Film Review: Promising Young Woman (2020)

Carey Mulligan is in blisteringly good form leading Emerald Fennell’s debut film Promising Young Woman

“What are you doing?”

Emerald Fennell will forever be Call The Midwife’s Nurse Patsy for me but beyond her work as an actor (she’s an excellent Camilla in The Crown too), she’s also a writer and director too with credits from children’s literature to Series 2 of Killing Eve for which she was also the showrunner.  Promising Young Woman marks her feature debut as writer. director and producer and with a scorchingly good Carey Mulligan at the helm of her cast, its an accomplished first bow.

Mulligan plays Cassie, a 30 year old med school dropout who is working through some horrific trauma by spending her weekends acting passed-out drunk in bars, accepting the inevitable offers from men to take her home and then scaring the crap out of them when they inevitably initiate sexual assault by ‘snapping’ out of it and forcing a conversation about consent. When a chance encounter with a former classmate offers an irresistible opportunity for real revenge, she starts to plan…

The level of twisted revenge thriller that Promising… ends up at is undoubtedly something of a rollercoaster. Tackling such a sensitive a subject as sexual assault in such a forthright manner will certainly ruffle some feathers but Fennell does a good job in capturing a specific kind of female rage, one which feels all the more pertinent at this particular moment. She’s excellent at depicting the everyday misogyny of a society that doesn’t even notice or worse, doesn’t even care about the way it lets men get away with treating women in such a manner.

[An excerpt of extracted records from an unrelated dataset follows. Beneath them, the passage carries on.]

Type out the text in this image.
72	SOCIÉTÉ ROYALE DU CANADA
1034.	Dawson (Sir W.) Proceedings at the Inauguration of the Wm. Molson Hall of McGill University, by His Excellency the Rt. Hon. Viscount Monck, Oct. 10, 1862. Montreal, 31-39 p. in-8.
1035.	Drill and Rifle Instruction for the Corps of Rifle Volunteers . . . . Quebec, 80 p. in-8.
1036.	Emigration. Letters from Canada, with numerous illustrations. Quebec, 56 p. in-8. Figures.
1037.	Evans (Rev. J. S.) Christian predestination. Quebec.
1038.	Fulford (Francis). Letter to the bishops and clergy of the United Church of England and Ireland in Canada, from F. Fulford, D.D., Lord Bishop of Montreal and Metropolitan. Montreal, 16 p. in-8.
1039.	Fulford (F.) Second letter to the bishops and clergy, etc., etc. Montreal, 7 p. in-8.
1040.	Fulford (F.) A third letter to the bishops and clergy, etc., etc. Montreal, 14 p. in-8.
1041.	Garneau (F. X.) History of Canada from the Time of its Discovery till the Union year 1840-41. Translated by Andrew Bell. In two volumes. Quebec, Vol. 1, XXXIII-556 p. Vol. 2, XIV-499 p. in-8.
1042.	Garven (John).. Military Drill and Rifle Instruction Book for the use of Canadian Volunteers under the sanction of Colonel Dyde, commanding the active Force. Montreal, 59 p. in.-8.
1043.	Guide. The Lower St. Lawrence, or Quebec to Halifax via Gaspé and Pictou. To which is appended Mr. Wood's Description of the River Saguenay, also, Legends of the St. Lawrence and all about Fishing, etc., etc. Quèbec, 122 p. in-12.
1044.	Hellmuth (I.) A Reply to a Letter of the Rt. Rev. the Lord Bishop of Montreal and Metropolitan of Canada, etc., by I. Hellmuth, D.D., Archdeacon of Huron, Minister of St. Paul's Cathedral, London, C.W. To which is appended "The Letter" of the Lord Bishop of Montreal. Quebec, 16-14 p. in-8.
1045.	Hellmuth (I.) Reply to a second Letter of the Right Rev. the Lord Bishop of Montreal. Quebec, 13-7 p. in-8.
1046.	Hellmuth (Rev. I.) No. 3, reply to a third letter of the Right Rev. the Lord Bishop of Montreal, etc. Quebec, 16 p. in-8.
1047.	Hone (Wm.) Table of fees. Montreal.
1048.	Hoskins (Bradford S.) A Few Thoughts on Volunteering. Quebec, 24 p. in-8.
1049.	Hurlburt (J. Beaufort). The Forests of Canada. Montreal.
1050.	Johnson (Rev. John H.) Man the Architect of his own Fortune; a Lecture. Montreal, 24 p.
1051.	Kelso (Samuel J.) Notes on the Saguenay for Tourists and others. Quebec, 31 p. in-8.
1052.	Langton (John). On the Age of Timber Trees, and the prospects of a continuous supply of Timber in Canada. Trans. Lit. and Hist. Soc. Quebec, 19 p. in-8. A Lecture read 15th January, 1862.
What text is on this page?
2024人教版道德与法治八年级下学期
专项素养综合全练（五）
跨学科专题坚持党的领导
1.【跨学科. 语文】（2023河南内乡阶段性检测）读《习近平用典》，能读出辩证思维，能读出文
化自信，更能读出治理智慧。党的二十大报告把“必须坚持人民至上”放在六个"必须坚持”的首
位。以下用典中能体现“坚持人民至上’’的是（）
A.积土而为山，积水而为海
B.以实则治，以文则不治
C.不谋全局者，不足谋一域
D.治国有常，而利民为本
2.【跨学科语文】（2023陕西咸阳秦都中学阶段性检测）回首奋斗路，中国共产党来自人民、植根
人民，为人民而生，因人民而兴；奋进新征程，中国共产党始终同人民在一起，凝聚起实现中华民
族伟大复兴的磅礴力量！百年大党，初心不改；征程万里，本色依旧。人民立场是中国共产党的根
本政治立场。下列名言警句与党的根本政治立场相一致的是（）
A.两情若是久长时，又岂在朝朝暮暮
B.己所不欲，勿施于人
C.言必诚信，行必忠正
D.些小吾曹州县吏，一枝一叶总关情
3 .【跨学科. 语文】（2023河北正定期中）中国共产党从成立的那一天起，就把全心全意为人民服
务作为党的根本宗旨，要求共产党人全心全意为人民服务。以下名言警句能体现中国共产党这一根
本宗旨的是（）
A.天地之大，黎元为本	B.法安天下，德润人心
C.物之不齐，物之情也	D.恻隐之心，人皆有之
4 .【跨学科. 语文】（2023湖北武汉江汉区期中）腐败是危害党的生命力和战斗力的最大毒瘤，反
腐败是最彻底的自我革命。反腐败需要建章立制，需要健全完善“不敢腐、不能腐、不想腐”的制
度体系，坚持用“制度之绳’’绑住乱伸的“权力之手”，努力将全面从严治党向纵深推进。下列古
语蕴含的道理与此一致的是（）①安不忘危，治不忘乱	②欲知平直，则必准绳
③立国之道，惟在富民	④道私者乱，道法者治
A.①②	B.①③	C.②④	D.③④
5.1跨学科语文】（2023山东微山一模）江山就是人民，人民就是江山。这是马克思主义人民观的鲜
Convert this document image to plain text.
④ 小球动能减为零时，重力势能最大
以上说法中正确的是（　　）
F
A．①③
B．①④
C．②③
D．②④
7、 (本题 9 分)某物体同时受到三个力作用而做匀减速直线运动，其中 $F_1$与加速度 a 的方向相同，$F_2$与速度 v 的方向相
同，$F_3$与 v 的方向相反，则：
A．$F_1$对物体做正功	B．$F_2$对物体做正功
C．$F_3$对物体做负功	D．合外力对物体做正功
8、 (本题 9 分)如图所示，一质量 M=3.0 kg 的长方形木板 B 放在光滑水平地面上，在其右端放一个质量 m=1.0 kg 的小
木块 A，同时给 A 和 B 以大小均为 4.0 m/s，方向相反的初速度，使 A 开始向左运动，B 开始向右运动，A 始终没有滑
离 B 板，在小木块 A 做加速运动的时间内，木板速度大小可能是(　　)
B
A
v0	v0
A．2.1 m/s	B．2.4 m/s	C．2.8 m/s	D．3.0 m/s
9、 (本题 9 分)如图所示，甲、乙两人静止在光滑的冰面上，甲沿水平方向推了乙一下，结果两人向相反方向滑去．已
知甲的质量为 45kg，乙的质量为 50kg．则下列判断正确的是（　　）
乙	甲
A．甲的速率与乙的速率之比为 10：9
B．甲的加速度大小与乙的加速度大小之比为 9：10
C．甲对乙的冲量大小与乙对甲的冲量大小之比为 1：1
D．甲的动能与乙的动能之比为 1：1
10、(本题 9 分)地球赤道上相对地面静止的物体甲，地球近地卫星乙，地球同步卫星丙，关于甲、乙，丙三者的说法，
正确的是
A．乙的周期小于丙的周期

There’s a deal of tonal variety in the film though, that feels a little tricky to get onboard with. Perhaps reflecting a ‘messiness’ that comes with PTSD-like existence, the lurches from dark comedy to outright tragedy and all inbetween would be too difficult were Mulligan not able to ride them out so convincingly (ironically, she’s never been funnier). But the ending is one to ponder – its a bravura move and one which I’m still not sure actually comes off but given that I’m still thinking about it, maybe it did work.